İstanbul Belediye Başkanı Kadir Topbaş'a sesleniyorum; "Eğer aşağıda bazı detaylarını sıralayacağım ve Pazar günü Vatan gazetesinde yer alan iddialar doğru ise; sadece o binayı yapan guruba haksız kazanç sağlamakla kalmıyorsunuz; İstanbul emlak piyasasının dinamiklerini kalıcı şekilde bozuyorsunuz. Bu ne demek biliyor musunuz Sayın Topbaş, şu demek; yarın öbür gün yurtdışında İstanbul ile ilgili emlak yatırımları sorgulanırken, birileri şöyle diyecek; "Boşver İstanbul'u, orada belediyenin adamları ile rekabet edemeyiz, o bölgede artık haksız rekabet hakim."
İşte bu tip uygulamalar ile yarattığınız İstanbul bu Sayın Kadir Topbaş,
gurur duyun. Şimdi gelelim İstanbul'un en değerli caddesi olarak bilinen
Büyükdere'de yükselen Türkiye'nin en yüksek binası olan
Sapphire projesine.
76
bin metrekare emsal dışı
1- Yasalara göre 30 bin metrekare inşaat yapılması gerekirken imar kurallarını zorlayan uygulamalar ile bu rakam 184 bin metrekareye çıkartıldı.
2- Yerin altındaki 76 bin metrekarelik alan emsal dışı gösterildi ve bunun 32.3 bin metrekaresinin alışveriş merkezi yapılmasına izin verildi.
3- Kiler tarafından yapılan Sapphire'nin mimarisi incelendiğinde ortaya çok çarpıcı bir tablo çıkıyor. İstanbul İmar Yönetmeliği'ne göre bu alana 30 bin 665 bin metrekare inşaat yapılabiliyor.

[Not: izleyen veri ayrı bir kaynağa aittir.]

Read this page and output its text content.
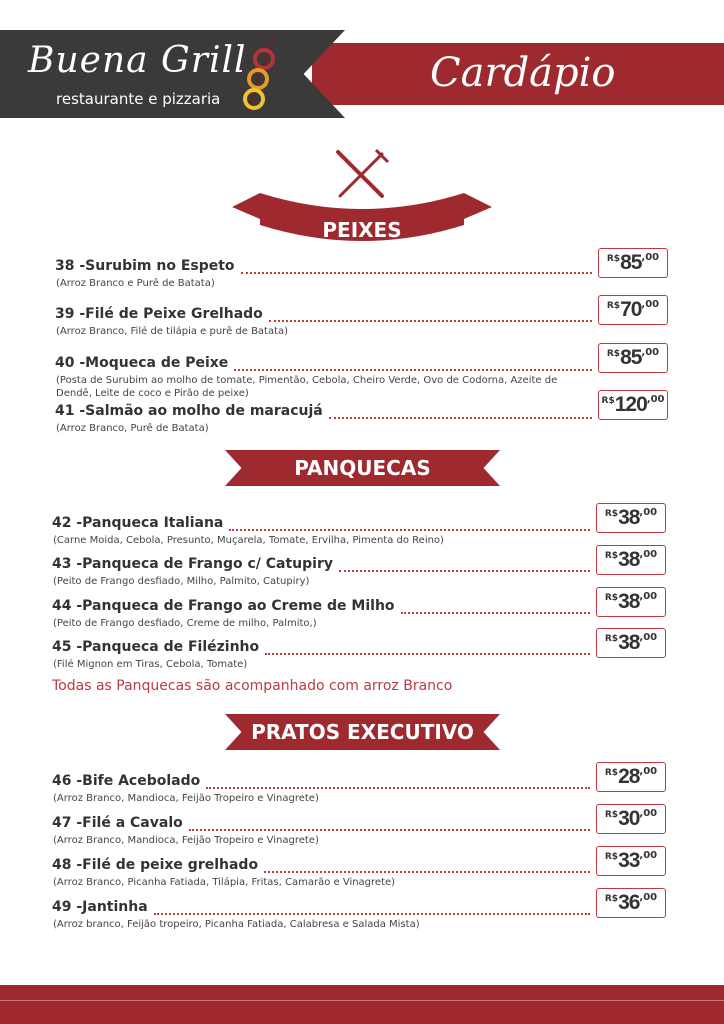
Buena Grill
restaurante e pizzaria
Cardápio
PEIXES
PANQUECAS
PRATOS EXECUTIVO
38 -Surubim no Espeto
(Arroz Branco e Purê de Batata)
R$ 85 ,00
39 -Filé de Peixe Grelhado
(Arroz Branco, Filé de tilápia e purê de Batata)
R$ 70 ,00
40 -Moqueca de Peixe
(Posta de Surubim ao molho de tomate, Pimentão, Cebola, Cheiro Verde, Ovo de Codorna, Azeite de Dendê, Leite de coco e Pirão de peixe)
R$ 85 ,00
41 -Salmão ao molho de maracujá
(Arroz Branco, Purê de Batata)
R$ 120 ,00
42 -Panqueca Italiana
(Carne Moida, Cebola, Presunto, Muçarela, Tomate, Ervilha, Pimenta do Reino)
R$ 38 ,00
43 -Panqueca de Frango c/ Catupiry
(Peito de Frango desfiado, Milho, Palmito, Catupiry)
R$ 38 ,00
44 -Panqueca de Frango ao Creme de Milho
(Peito de Frango desfiado, Creme de milho, Palmito,)
R$ 38 ,00
45 -Panqueca de Filézinho
(Filé Mignon em Tiras, Cebola, Tomate)
R$ 38 ,00
46 -Bife Acebolado
(Arroz Branco, Mandioca, Feijão Tropeiro e Vinagrete)
R$ 28 ,00
47 -Filé a Cavalo
(Arroz Branco, Mandioca, Feijão Tropeiro e Vinagrete)
R$ 30 ,00
48 -Filé de peixe grelhado
(Arroz Branco, Picanha Fatiada, Tilápia, Fritas, Camarão e Vinagrete)
R$ 33 ,00
49 -Jantinha
(Arroz branco, Feijão tropeiro, Picanha Fatiada, Calabresa e Salada Mista)
R$ 36 ,00
Todas as Panquecas são acompanhado com arroz Branco
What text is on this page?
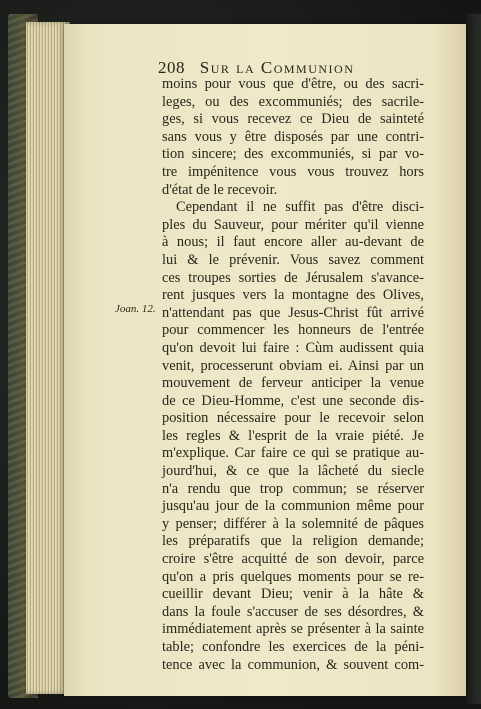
208 Sur la Communion
Joan. 12.
moins pour vous que d'être, ou des sacri-
leges, ou des excommuniés; des sacrile-
ges, si vous recevez ce Dieu de sainteté
sans vous y être disposés par une contri-
tion sincere; des excommuniés, si par vo-
tre impénitence vous vous trouvez hors
d'état de le recevoir.
Cependant il ne suffit pas d'être disci-
ples du Sauveur, pour mériter qu'il vienne
à nous; il faut encore aller au-devant de
lui & le prévenir. Vous savez comment
ces troupes sorties de Jérusalem s'avance-
rent jusques vers la montagne des Olives,
n'attendant pas que Jesus-Christ fût arrivé
pour commencer les honneurs de l'entrée
qu'on devoit lui faire : Cùm audissent quia
venit, processerunt obviam ei. Ainsi par un
mouvement de ferveur anticiper la venue
de ce Dieu-Homme, c'est une seconde dis-
position nécessaire pour le recevoir selon
les regles & l'esprit de la vraie piété. Je
m'explique. Car faire ce qui se pratique au-
jourd'hui, & ce que la lâcheté du siecle
n'a rendu que trop commun; se réserver
jusqu'au jour de la communion même pour
y penser; différer à la solemnité de pâques
les préparatifs que la religion demande;
croire s'être acquitté de son devoir, parce
qu'on a pris quelques moments pour se re-
cueillir devant Dieu; venir à la hâte &
dans la foule s'accuser de ses désordres, &
immédiatement après se présenter à la sainte
table; confondre les exercices de la péni-
tence avec la communion, & souvent com-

Çünkü söz konusu bölgede inşaat emsali 2.5. Ancak imar yönetmeliğindeki boşluklar kullanılarak bu rakam 184 bin 363 metrekareye çıkartıldı. Bir başka ifadeyle 2.5 emsal 15 emsale çıktı.
4- Yerin altında bulunan 10 kattan 4'ü alışveriş merkezi olarak kullanılacak. Hazırlanan projede 36 bin 767 metrekare alışveriş merkezi görünüyor. Ancak bu alışveriş merkezinin toplam 32 bin 333 metrekaresi emsal dışı gösterilmiş durumda. Emsale dahil edilen alan sadece 4 bin 434 metrekare.
Değerli dostlar, bu noktada duralım ve soralım; bütün bunlar nasıl oldu? Cevap çok zor değil.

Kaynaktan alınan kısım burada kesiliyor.